日本郵船(NYK)は、自動車専用船の積み付け計画作成業務の一部を自動化するため、富士通の量子インスパイアード技術「デジタルアニーラ」を導入し、9月1日から実業務でのトライアル運用を開始した(下図参照)。
自動車専用船の積み付け計画には、自動車の積載台数や車種、寄港数などにより膨大な積み付けパターンが存在する。NYKと富士通は今回、デジタルアニーラでNYKが蓄積してきた積み付けに関するプランナーのノウハウをアルゴリズム化し、これまで専門のプランナーが1隻あたり最大約6時間をかけて作成していた積み付け計画作成業務を、2.5時間まで短縮することに成功した。
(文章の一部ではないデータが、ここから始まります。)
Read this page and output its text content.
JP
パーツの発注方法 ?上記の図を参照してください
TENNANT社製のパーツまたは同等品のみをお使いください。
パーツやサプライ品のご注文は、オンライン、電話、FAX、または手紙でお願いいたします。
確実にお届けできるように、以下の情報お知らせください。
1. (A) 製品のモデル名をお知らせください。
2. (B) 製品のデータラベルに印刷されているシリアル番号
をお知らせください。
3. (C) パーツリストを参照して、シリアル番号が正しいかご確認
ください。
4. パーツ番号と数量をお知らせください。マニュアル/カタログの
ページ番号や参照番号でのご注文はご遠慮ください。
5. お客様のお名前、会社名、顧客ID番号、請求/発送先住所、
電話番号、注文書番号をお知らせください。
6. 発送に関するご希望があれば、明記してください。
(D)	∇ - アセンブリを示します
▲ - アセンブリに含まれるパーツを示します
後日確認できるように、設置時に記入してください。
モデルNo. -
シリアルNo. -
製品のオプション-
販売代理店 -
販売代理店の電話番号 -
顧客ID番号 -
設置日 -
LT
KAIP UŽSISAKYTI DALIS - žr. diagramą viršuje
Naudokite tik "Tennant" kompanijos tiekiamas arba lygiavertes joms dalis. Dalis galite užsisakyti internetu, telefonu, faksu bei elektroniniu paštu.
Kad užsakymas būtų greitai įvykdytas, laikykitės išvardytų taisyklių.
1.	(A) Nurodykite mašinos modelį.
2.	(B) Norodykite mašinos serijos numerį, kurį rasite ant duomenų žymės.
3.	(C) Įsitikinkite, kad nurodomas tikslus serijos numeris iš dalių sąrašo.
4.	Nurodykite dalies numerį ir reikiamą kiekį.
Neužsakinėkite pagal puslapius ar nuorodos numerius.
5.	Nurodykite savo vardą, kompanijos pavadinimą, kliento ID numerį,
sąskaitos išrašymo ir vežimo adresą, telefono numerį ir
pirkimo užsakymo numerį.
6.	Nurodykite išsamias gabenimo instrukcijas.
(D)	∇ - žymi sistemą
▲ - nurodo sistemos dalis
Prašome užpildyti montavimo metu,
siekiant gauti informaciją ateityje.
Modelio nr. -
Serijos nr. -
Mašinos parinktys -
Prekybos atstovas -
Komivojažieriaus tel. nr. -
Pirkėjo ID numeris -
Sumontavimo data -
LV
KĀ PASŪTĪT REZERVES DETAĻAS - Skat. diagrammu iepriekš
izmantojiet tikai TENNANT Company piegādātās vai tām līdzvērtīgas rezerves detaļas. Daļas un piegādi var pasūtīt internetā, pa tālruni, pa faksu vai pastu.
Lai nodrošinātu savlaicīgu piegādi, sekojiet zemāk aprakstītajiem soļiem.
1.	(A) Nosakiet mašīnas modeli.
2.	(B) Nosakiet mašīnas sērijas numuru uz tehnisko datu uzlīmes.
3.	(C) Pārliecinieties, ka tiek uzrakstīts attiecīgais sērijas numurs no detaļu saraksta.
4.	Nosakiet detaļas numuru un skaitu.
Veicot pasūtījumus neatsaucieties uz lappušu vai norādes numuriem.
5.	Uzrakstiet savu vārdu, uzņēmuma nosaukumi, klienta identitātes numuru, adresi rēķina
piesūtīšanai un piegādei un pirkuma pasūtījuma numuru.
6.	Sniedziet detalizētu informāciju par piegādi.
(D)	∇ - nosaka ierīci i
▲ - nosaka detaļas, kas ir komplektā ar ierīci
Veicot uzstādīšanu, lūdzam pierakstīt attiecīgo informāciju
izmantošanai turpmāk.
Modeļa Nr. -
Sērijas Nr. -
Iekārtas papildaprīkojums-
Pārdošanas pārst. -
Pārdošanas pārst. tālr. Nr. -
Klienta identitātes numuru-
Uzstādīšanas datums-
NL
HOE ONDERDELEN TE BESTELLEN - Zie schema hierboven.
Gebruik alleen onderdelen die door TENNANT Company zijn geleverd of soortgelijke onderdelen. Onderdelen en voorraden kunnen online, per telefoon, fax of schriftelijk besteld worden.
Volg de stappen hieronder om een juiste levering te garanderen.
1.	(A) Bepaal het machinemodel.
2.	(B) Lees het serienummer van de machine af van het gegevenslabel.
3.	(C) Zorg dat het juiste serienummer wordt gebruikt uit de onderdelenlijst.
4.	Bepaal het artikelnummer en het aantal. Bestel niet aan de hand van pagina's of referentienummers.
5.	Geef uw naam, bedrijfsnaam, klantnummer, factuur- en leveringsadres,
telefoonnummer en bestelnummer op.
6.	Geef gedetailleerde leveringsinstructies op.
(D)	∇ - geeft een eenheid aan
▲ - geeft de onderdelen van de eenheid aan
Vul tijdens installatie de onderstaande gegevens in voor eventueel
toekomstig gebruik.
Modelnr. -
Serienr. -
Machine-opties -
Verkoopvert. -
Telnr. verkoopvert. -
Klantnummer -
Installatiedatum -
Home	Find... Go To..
これにより、年間の労働時間を4000時間削減できるほか、急な計画変更への迅速な対応や、経験値や技量によるプランナーごとの積み付け計画の品質のバラつき防止などを実現するとしている。
NYK/富士通は今後、トライアル運用の中でさらなる処理の高速化や出力結果の精度向上を図るなどシステムの品質向上を進め、2022年4月に本格運用の開始を目指す。
NYKではさらに、荷役/本船運航の効率も向上させ、自動車輸送事業においてハード/ソフトの両面から温室効果ガス排出の最小化を図っていく。